Law professor Mary Ziegler explains how the anti-abortion movement upended the GOP establishment and helped push the courts to the right. Her new book is Dollars for Life.

TERRY GROSS, HOST:

This is FRESH AIR. I'm Terry Gross. The Supreme Court is wrapping up its term, and it's expected that the court will overturn Roe v. Wade. A draft of Justice Alito's majority opinion that was leaked early last month would end the federally guaranteed constitutional right to abortion and allow states to write their own abortion laws. This is happening as we approach the 50th anniversary of Roe. We're going to talk about how we got here and what might happen next.

My guest, Mary Ziegler, has written several books and many articles and op-eds about the debates and battles over abortion. She says overturning Roe isn't the final goal of the anti-abortion movement. Her new book is called "Dollars For Life: The Anti-Abortion Movement And The Fall Of The Republican Establishment." It's about how the anti-abortion movement became a major force within the Republican Party and, in the process, transformed the party, opening the door to insurgents and populists like Donald Trump. Ziegler is a professor of law at the University of California, Davis. We recorded our interview yesterday.

Mary Ziegler, welcome to FRESH AIR. Justice Alito's draft said that Roe was egregiously wrong from the start. On what grounds?

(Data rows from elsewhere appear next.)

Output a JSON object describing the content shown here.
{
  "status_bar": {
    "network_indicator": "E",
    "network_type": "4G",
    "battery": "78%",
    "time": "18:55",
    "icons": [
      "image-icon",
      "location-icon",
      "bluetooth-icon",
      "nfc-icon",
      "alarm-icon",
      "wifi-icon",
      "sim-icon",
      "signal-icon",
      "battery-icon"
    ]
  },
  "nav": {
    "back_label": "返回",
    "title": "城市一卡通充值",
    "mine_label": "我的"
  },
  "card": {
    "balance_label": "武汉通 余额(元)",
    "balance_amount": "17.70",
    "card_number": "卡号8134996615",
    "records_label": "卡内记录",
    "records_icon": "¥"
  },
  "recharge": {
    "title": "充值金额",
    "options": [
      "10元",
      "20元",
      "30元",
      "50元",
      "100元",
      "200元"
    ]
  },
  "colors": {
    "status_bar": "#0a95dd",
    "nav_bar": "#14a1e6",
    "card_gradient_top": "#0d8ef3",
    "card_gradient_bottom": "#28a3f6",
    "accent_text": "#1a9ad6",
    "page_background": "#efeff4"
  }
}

MARY ZIEGLER: It answers this question that there can be no right to abortion by looking at what Justice Alito describes as history and tradition, which he says are the exclusive source of our constitutional rights. And this version of history and tradition are fairly frozen, right? They don't evolve over time. So Justice Alito focuses on the 19th century and reasons that abortion had been a crime throughout much of the history of the common law and was certainly a crime in most states at the time the relevant constitutional provision, the 14th Amendment was written. So the thought, at least as Justice Alito frames it, is that there can be no abortion right if most states treated abortion as illicit or even criminal.

GROSS: So what you're saying is when the 14th Amendment guaranteeing equal protection was passed, abortion was illegal in many states. But that doesn't have to do with privacy, and Roe v. Wade was based on privacy. So what's the connection between the 14th Amendment and privacy?

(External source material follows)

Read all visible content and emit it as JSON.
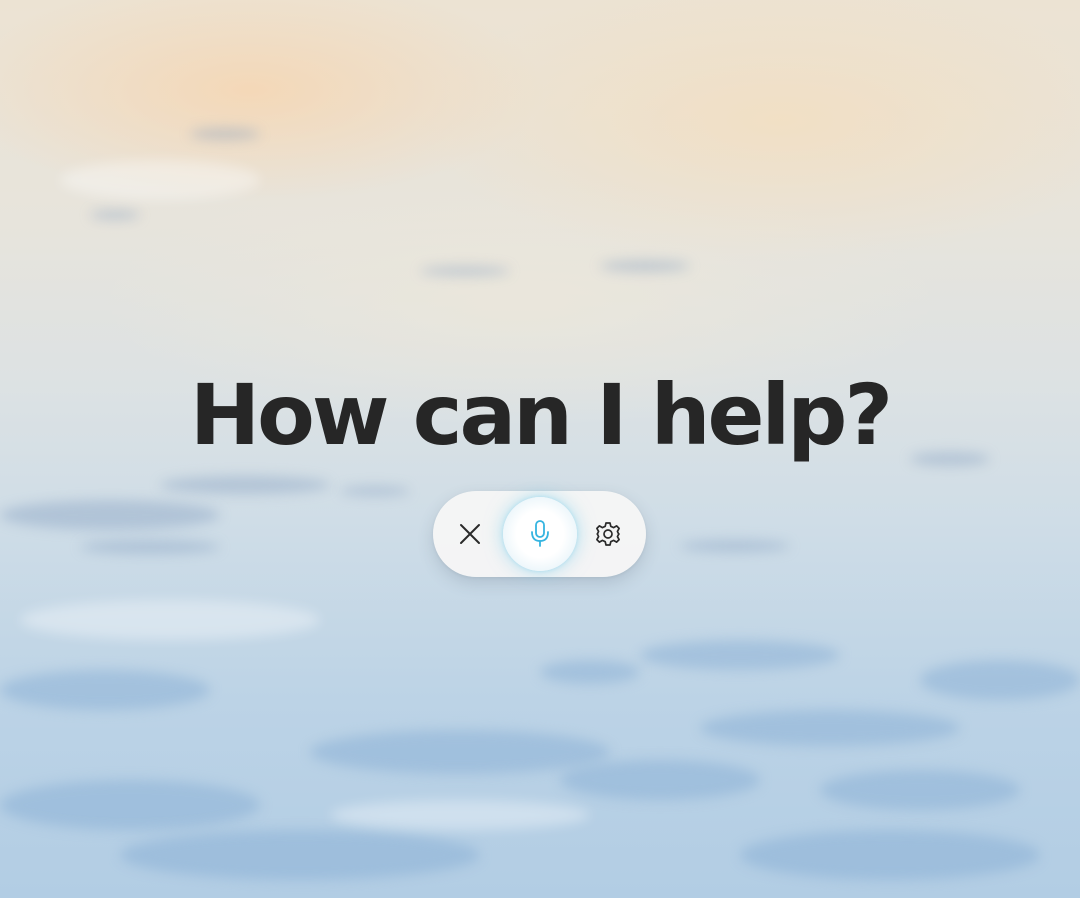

ZIEGLER: So the 14th Amendment and privacy, the court had described that connection or illuminated that connection in a series of decisions, really, dating back to the 1920s but particularly to the 1960s. And the idea central to those decisions was that there are constitutional rights beyond those spelled out in the text of the Constitution. And I think even Justice Alito would agree with that. The court in the '60s and '70s and beyond suggested that rights to make certain key decisions in one's own life - so privacy in the sense more of self-determination or autonomy than in the sense of just secrecy - those rights were integral enough to be covered by the 14th Amendment and that those key decisions often involve matters involving family, so the right to dictate the upbringing of one's children, the right to procreate, the right to marry. Ultimately, that would come to include same-sex marriage, the right to use contraception.

So what you see Justice Alito saying here is something that kind of runs up against this idea of privacy - right? - that our basic rights have to be defined, Justice Alito suggests, in a far narrower way that looks almost exclusively to what the people who wrote the 14th Amendment in the 19th century would have thought.